Guest editors: Sarosh Kuruvilla and Eli Friedman
From Human Relations
This special issue exemplifies experiments and developments in China. In this introduction to ‘Changing work, labor and employment relations in China’, authors argue that China is taking an experimental and decentralized approach to the development of new labor relations frameworks. The Chinese labor market, characterized by significant oversupply during the 1990s, is currently witnessing unprecedented instability, with acute labor shortages, rising industrial conflict and high levels of turnover. This issue represents starting points for a number of promising avenues of research inquiry.

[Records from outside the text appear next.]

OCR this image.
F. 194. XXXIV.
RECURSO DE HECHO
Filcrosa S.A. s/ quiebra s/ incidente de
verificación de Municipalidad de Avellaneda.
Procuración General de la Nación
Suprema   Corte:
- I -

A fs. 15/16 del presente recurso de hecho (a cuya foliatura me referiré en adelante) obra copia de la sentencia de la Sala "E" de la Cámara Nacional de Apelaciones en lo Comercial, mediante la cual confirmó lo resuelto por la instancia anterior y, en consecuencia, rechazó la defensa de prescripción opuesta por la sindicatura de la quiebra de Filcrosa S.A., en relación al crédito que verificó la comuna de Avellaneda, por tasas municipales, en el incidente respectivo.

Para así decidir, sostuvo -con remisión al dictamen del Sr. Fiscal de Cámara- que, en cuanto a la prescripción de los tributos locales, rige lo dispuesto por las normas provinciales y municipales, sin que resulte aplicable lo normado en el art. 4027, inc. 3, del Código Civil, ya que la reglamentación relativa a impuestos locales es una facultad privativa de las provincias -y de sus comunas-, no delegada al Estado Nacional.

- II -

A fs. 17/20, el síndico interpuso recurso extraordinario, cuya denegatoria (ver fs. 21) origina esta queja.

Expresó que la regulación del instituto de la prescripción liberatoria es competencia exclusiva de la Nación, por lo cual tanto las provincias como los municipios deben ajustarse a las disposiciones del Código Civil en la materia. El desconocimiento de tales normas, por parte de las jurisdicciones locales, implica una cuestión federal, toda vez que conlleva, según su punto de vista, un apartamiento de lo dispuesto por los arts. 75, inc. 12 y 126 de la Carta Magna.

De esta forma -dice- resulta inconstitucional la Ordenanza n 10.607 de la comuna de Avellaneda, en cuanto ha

Eli Friedman and Sarosh Kuruvilla
Experimentation and decentralization in China’s labor relations Human Relations February 2015 68: 181-195, doi:10.1177/0018726714552087
In this introduction to the special issue ‘Changing work, labour and employment relations in China’, we argue that China is taking an experimental and decentralized approach to the development of new labor relations frameworks. Particular political constraints in China prevent interest aggregation among workers, as the central state sees this as posing a risk to social stability. Firms and local governments have been given a degree of space to experiment with different arrangements, as long as the categorical ban on independent unions is not violated. The consequence has been an increasingly differentiated labor relations landscape, with significant variation by region and sector. We note some countervailing tendencies towards re-centralization, but emphasize that this phenomenon remains largely confined to the municipal level. The five articles in this special issue address different aspects of both experimentation and decentralization in labor relations.